The new station locales (mostly located near the T-Third Street line) are as follows:

  • Newhall Street at 3rd Street;
  • Lane Street at Revere Avenue, near the YMCA;
  • Lane Street at Van Dyke Street;
  • Williams Avenue at Apollo Avenue, near Foods Co.;
  • Mendell Street at Fairfax Avenue, near Youngblood-Coleman Playground

This time last year, GoBike, the app-enabled bike rental company sponsored by Ford and owned by Lyft, planned a citywide expansion that would see stations stretching all the way from the Outer Richmond to Bayview, and even into sometimes overlooked southernmost San Francisco neighborhoods like Crocker-Amazon.

A map circulated by the company in 2017 revealed that GoBike hoped to reach these neighborhoods by the early months of this year. That didn’t happen.

Although GoBike has seen its fleet and its profile balloon over the past 12 months, most of its ambitions have failed to materialize, and there is presently little to no bike rental service from Lyft in neighborhoods like the Richmond and Bayview.

The San Francisco Examiner recently reported that GoBike is consistently stymied in expansion efforts by recalcitrant neighbors and skeptical SF lawmakers who don’t want new docking stations in their neighborhoods.

For example, the publication notes Supervisor Catherine Stefani—who represents the Marina, Cow Hollow, and Pacific Heights—announced in July that she had halted installation of three new stations in her district.

The supervisor cites “many responses from residents and community organizations who expressed concern over the proposed locations and lack of community outreach” over the new additions.

Perhaps most telling was a comment from Metropolitan Transportation Commission director Randy Rentschler, who said, “You could look at a Ford GoBike map and draw supervisorial districts.”

Comparing the GoBike station map with current district lines, this is more or less true: Most of the GoBike fleet is concentrated almost entirely in District Six, District Eight, and District Nine.

District 10 features several stations in the northern areas around Potrero Hill and Mission Bay, but only a few planned stations in the Bayview. In all, a majority of the city’s square milage has no stations at all, with a dearth in Districts One, Four, Seven, and 11.

Uber And Lyft Both Bidding For Bike Share Company Motivate Photo by Justin Sullivan/Getty Images

In all fairness, it’s likely that bikes would concentrate in these areas city regardless, as that’s where most of the city’s population, businesses, and transit infrastructure are located.

But the company’s desire to serve other areas is unambiguous, as is the opposition in some of those neighborhoods.
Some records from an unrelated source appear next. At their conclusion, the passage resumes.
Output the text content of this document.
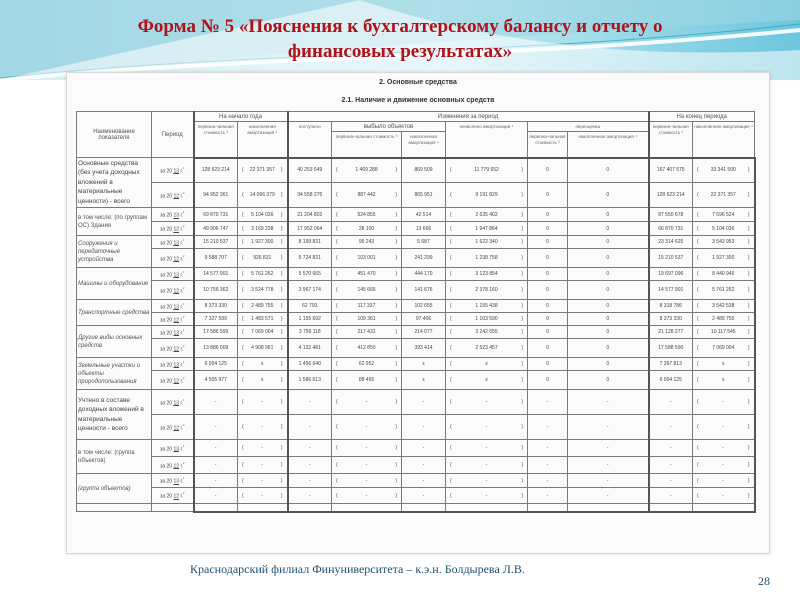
Форма № 5 «Пояснения к бухгалтерскому балансу и отчету о
финансовых результатах»
2. Основные средства
2.1. Наличие и движение основных средств
Наименование показателя	Период	На начало года		Изменения за период						На конец периода	
		первона-чальная стоимость ³	накопленная амортизация ⁴	поступило	выбыло объектов		начислено амортизации ⁴	переоценка		первона-чальная стоимость ³	накопленная амортизация ⁴
					первона-чальная стоимость ³	накопленная амортизация ⁴		первона-чальная стоимость ³	накопленная амортизация ⁴		
Основные средства (без учета доходных вложений в материальные ценности) - всего	за 20 13 г.$^{^1}$	128 623 214	( 22 371 357 )	40 253 649	( 1 469 288 )	869 509	( 11 779 652 )	0	0	167 407 575	( 33 341 500 )

	за 20 12 г.$^{^2}$	94 952 361	( 14 066 379 )	34 558 275	( 887 442 )	865 951	( 9 191 829 )	0	0	128 623 214	( 22 371 357 )

в том числе: (по группам ОС) Здания	за 20 13 г.$^{^1}$	69 870 731	( 5 104 036 )	21 204 802	( 524 855 )	42 514	( 2 635 402 )	0	0	87 550 678	( 7 696 524 )

	за 20 12 г.$^{^2}$	49 906 747	( 3 169 238 )	17 952 064	( 28 100 )	13 666	( 1 947 864 )	0	0	66 870 731	( 5 104 036 )

Сооружения и передаточные устройства	за 20 13 г.$^{^1}$	15 210 537	( 1 927 300 )	8 199 831	( 95 243 )	5 687	( 1 622 340 )	0	0	23 314 625	( 3 543 953 )

	за 20 12 г.$^{^2}$	9 588 707	( 926 831 )	5 724 831	( 103 001 )	241 299	( 1 238 758 )	0	0	15 210 537	( 1 927 300 )

Машины и оборудование	за 20 13 г.$^{^1}$	14 577 901	( 5 761 262 )	5 570 665	( 451 470 )	444 170	( 3 123 854 )	0	0	19 697 096	( 8 440 946 )

	за 20 12 г.$^{^2}$	10 756 362	( 3 524 778 )	3 967 174	( 145 665 )	141 676	( 2 378 160 )	0	0	14 577 901	( 5 761 262 )

Транспортные средства	за 20 13 г.$^{^1}$	8 373 330	( 2 489 755 )	62 793	( 117 337 )	102 655	( 1 155 438 )	0	0	8 318 786	( 3 542 538 )

	за 20 12 г.$^{^2}$	7 327 599	( 1 483 571 )	1 155 692	( 109 361 )	97 406	( 1 103 590 )	0	0	8 373 330	( 2 489 755 )

Другие виды основных средств	за 20 13 г.$^{^1}$	17 586 599	( 7 069 004 )	3 759 118	( 217 431 )	214 077	( 3 242 655 )	0	0	21 128 277	( 10 117 545 )

	за 20 12 г.$^{^2}$	13 886 009	( 4 908 961 )	4 132 481	( 412 850 )	393 414	( 2 523 457 )	0	0	17 588 590	( 7 069 004 )

Земельные участки и объекты природопользования	за 20 13 г.$^{^1}$	6 004 125	( x )	1 456 640	( 62 952 )	x	( x )	0	0	7 397 813	( x )

	за 20 12 г.$^{^2}$	4 505 977	( x )	1 586 613	( 88 465 )	x	( x )	0	0	6 004 125	( x )

Учтено в составе доходных вложений в материальные ценности - всего	за 20 13 г.$^{^1}$	-	( - )	-	( - )	-	( - )	-	-	-	( - )

	за 20 12 г.$^{^2}$	-	( - )	-	( - )	-	( - )	-	-	-	( - )

в том числе: (группа объектов)	за 20 13 г.$^{^1}$	-	( - )	-	( - )	-	( - )	-	-	-	( - )

	за 20 12 г.$^{^2}$	-	( - )	-	( - )	-	( - )	-	-	-	( - )

(группа объектов)	за 20 13 г.$^{^1}$	-	( - )	-	( - )	-	( - )	-	-	-	( - )

	за 20 12 г.$^{^2}$	-	( - )	-	( - )	-	( - )	-	-	-	( - )

Краснодарский филиал Финуниверситета – к.э.н. Болдырева Л.В.
28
In July of 2017, the group Calle 24 unequivocally opposed GoBikes in the Mission, with founder Erick Arguello declaring, “We don’t want bikeshare on 24th Street in the Latino Cultural District.”

Technically ,Calle 24 lost that crusade—a single station can be found at 25th and Harrison. But thus far it’s the only one within the cultural district boundaries.

The presence of several stations on nearby Valencia Street suggests that the company would like to expand further into the Mission District. But for now it appears the battle lines remain mostly intact.